If you haven’t heard of the guerrilla gay bar phenomenon, here’s what it is: Take a bunch of gay people, get them out of their usual drinking haunts and have them hang out at a typically “straight” bar. The whole idea is to make politics fun, but there was no joy in Houston this weekend after gays and lesbians stood in the rain waiting to get into midtown’s Union Bar. They’re claiming discrimination, the bar’s owner says there was no room at the inn. Before we reach for the ‘Outrage’ button, consider this.

Your editor has been writing about Guerrilla Gay Bar in its various forms for a few years now and recently was in Charlotte, North Carolina covering that city’s version of the event. Here in Los Angeles, Guerrilla Gay Bar is something of an institution and wildly popular, forcing the events organizers to choose venues that can accommodate the large group. In fact, early on in the event’s run, the same thing happened: GGB L.A. chose a small bar, recently opened and popular, as its venue. Hundreds of gays and lesbians stood outside waiting to get in and the doormen didn’t let them in. The event’s organizers quickly let the folks standing in line know of an alternative venue to go to and everyone moved on. Afterward, they were quick to counter any accusations of discrimination and from then on avoided, small popular venues.

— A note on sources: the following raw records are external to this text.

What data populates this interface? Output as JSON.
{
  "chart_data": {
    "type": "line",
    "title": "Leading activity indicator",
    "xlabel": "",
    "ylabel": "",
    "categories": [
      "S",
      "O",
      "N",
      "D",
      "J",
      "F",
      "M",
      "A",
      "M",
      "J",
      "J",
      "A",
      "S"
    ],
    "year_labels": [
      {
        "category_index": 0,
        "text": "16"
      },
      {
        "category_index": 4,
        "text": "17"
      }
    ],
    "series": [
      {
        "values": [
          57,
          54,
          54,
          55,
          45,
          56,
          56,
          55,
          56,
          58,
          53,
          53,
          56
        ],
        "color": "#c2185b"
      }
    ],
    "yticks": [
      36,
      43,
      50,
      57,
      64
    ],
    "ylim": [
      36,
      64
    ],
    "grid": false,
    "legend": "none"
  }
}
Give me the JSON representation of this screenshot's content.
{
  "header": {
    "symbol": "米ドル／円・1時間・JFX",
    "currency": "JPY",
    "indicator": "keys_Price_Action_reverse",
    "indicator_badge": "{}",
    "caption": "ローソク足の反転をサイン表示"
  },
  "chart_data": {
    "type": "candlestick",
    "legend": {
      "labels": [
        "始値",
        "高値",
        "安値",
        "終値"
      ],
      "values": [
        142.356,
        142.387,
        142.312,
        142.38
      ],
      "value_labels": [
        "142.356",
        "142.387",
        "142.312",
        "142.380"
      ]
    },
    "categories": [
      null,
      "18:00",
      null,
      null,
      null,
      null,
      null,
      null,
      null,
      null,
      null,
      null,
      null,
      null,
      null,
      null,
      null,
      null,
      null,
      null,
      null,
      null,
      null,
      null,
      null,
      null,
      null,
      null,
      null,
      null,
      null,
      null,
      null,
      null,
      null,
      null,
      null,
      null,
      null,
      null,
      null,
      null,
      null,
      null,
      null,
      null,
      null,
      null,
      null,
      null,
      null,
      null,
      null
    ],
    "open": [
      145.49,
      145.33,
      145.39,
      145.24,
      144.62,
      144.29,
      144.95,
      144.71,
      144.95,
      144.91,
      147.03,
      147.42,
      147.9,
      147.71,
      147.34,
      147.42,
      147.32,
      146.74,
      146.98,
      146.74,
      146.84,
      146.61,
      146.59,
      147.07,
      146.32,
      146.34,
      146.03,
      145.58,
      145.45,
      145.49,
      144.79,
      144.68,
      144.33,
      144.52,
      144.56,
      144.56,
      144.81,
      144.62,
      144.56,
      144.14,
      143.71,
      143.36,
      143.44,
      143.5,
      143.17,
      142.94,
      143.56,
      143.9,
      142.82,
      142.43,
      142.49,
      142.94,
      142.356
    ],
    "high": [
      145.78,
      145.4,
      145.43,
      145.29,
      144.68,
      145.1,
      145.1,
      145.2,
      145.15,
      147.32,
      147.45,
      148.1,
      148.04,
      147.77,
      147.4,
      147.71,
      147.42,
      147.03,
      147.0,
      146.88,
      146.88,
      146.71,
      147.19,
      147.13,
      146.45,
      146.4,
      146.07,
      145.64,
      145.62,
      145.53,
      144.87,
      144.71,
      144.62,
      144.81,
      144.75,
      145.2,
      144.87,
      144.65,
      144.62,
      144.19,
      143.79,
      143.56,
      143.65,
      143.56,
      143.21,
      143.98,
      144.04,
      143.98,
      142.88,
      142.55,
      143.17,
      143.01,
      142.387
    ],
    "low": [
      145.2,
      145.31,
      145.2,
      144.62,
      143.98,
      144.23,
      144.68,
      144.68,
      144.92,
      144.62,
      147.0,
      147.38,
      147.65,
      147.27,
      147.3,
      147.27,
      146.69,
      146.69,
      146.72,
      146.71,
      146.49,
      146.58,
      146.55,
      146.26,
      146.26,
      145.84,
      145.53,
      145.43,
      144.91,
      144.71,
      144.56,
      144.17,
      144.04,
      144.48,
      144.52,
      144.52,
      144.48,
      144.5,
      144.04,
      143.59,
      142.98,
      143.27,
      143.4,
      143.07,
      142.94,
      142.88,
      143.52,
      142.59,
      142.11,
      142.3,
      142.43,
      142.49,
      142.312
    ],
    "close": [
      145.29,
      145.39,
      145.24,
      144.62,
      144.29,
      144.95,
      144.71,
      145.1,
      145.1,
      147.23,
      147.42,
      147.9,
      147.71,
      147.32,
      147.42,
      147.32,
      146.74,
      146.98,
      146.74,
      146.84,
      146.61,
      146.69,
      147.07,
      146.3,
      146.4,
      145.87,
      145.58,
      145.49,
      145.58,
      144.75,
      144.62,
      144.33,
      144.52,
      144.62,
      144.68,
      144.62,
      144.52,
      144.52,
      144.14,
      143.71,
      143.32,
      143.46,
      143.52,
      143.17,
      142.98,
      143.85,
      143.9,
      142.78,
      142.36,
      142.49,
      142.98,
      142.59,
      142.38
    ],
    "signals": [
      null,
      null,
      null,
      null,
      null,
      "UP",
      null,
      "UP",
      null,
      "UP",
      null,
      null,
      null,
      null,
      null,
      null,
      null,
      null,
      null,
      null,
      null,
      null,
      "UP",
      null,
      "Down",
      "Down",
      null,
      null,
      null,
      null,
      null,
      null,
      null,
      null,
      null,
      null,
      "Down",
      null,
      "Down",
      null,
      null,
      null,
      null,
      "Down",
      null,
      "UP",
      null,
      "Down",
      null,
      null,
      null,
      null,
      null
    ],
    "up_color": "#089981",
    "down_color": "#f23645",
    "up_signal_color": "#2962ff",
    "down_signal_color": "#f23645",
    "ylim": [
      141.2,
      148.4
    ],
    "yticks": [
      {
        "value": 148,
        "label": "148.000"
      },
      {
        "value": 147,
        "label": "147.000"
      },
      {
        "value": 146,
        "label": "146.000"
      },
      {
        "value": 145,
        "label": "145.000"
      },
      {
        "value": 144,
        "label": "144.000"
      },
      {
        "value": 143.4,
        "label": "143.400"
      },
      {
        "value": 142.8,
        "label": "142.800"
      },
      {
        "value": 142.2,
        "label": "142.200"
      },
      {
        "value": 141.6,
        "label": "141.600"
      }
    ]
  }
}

Houston’s midtown bar holds 114 people and as the owner showed in video released of the night, the event was packed. Also, the Houston Guerrilla Gay Bar made a reservation for 50 people and the bar let in that many folks before refusing admission.

This didn’t stop the organizers from sending out a press release, saying:

“Patrons started lining up at about 9:40 p.m. and were told to wait in line and not allowed inside, even as straight-appearing people were waved through. As the line grew and patrons waited in the rain, employees at the door told those who were that they were maintaining a “ratio.” Later, the bar employees simply indicated they had the right to refuse anyone.

“I was shocked to be a victim of that kind of discrimination in a city like Houston in 2009,” said Neal Falgoust, a Houston law student. “I have never experienced anything like that before in my life.”

How to be polite about this? Bars try to get girls in first– doesn’t matter if you’re straight or gay, if you’ve ever been at a popular nightspot, the ladies get in first. We don’t want to deny people their personal feelings of being discriminated against, but, with the owner apologizing for the crowds and explaining that oftentimes the bar is packed from party reservations alone, the reality wasn’t that Union Bar was hating on gays, but rather, there was no room at the inn. As one commenter, who was inside the bar, writes on Yelp:

“There were men, women, gay and straight have a grand time. So Union is after all a GOOD place. Yes I say good because other then the “Someone wipe my ass I can’t get in” or “Ohh that damn bitch didn’t let me in cause im gay” ITS ALL LIES!!! The pictures on channel 11 shows it full of people at 10pm and most are “HELLO” MEN!!!”

So which is it? Were the gays in Houston discriminated against or were they just trying to fill a space that couldn’t possibly accommodate them?